One area top News Corp. executives singled out for improvement was developing better daytime and late-night programming that Fox stations could air in lieu of buying syndicated shows from rivals.
Ailes takes over the stations at a crucial time in the industry as stations grapple with the loss of advertising dollars to Internet companies. News Corp.-owned stations also have been hit by a switch during the last year in the way Nielsen Media Research measures station audiences in the nation's largest markets.
The change, which resulted in lower audience levels for some shows than had previously been tallied, also crimped station ad revenue. Last week, News Corp. said that its quarterly profit at the broadcasting TV unit had slipped 2% compared with the previous year.
"The world is changing," Ailes said. "It's a hard job. The television station business is a tough business."

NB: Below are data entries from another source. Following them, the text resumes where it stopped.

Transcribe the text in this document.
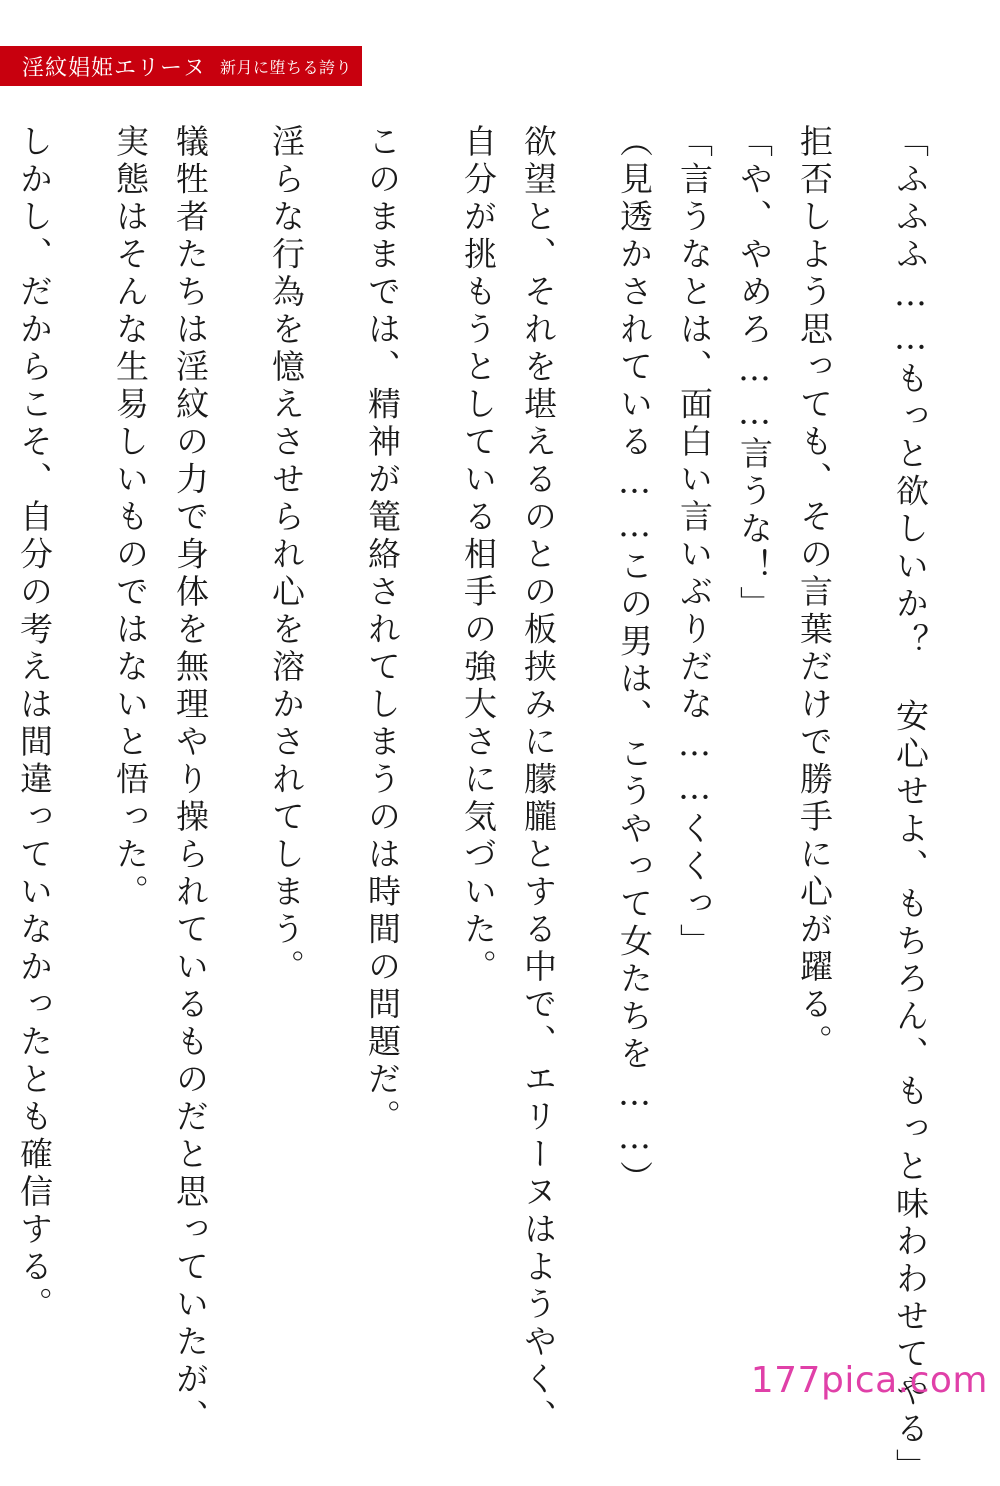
淫紋娼姫エリーヌ 新月に堕ちる誇り

「ふふふ……もっと欲しいか？　安心せよ、もちろん、もっと味わわせてやる」

拒否しよう思っても、その言葉だけで勝手に心が躍る。

「や、やめろ……言うな！」

「言うなとは、面白い言いぶりだな……くくっ」

（見透かされている……この男は、こうやって女たちを……）

欲望と、それを堪えるのとの板挟みに朦朧とする中で、エリーヌはようやく、

自分が挑もうとしている相手の強大さに気づいた。

このままでは、精神が篭絡されてしまうのは時間の問題だ。

淫らな行為を憶えさせられ心を溶かされてしまう。

犠牲者たちは淫紋の力で身体を無理やり操られているものだと思っていたが、

実態はそんな生易しいものではないと悟った。

しかし、だからこそ、自分の考えは間違っていなかったとも確信する。

177pica.com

Ailes' stature has soared within News Corp. since Murdoch tapped him in 1996 to launch his fledgling 24-hour news channel. With the "fair and balanced" slogan, Ailes built a popular, albeit sometimes controversial, operation favored by conservatives and scorned by liberals. Ailes himself has become something of a celebrity.
"He's the company's rock star," said independent political consultant Charlie Cook. "Why wouldn't you give him more turf and territory?"
Before joining Fox, Ailes ran NBC's CNBC business channel. A longtime Republican operative, Ailes also played key roles in advising presidential campaigns for Richard Nixon, Ronald Reagan and George H. W. Bush. During Bush's 1988 campaign, Ailes drew fire for his hand in ads that referred to felon Willie Horton that critics said exploited racial tensions. In 1992, he left politics to produce TV shows.
At the Fox stations Ailes is reunited with Jack Abernethy, one of his first hires at Fox News. As chief executive of the station group, Abernethy will run the day-to-day operations.
Ailes, who remains chairman of Fox News, will report to both Murdoch and the mogul's second in command, News Corp. President Peter Chernin. Ailes said he and Chernin talked at length Monday afternoon and planned to meet soon for dinner.
"Roger is the best television executive in the industry today, both in understanding what viewers want and in building successful TV operations," Chernin said in a statement. "He has my unqualified respect, trust and admiration."
News Corp. owns stations in the nation's major markets, including two in Los Angeles, New York and Chicago. In Los Angeles, it owns KTTV-TV Channel 11, the Fox station, and KCOP-TV Channel 13, the UPN affiliate.
Ailes also will be in charge of Twentieth Television, the Los Angeles-based unit that produces and distributes original syndicated programming. In the past, that unit has struggled to come up with successful shows.
Last year, it canceled "On Air with Ryan Seacrest," the company's attempt to parlay his popularity hosting Fox's blockbuster "American Idol" into a daytime talk show.
Ailes also plans to bolster Fox's local news, a key contributor to advertising revenue. But, he said, he is aiming to push ratings, not political agendas.
"This job is not to be editorial in the newsroom," Ailes said. "The main thing is that I like to win. I want Fox News Channel to win, Fox Television stations to win and all of News Corp. to win."
Separately, News Corp. said in a regulatory filing that Chernin was awarded nonvoting shares valued at $7.22 million. Chernin, who signed a new employment agreement last year, received 422,188 shares of News Corp.'s Class A stock, according to the filing.
Roger Ailes
Hometown: Warren, Ohio
Age: 65
Title: Newly named chairman, Fox Television Stations. Retains position of chairman and chief executive, Fox News Channel.
Bio: Credited with building Fox News, which he joined in 1996, into a powerhouse 24-hour news channel. Previously ran CNBC, NBC's business news and talk network. Advised the presidential campaigns of George H.W. Bush, Ronald Reagan and Richard Nixon.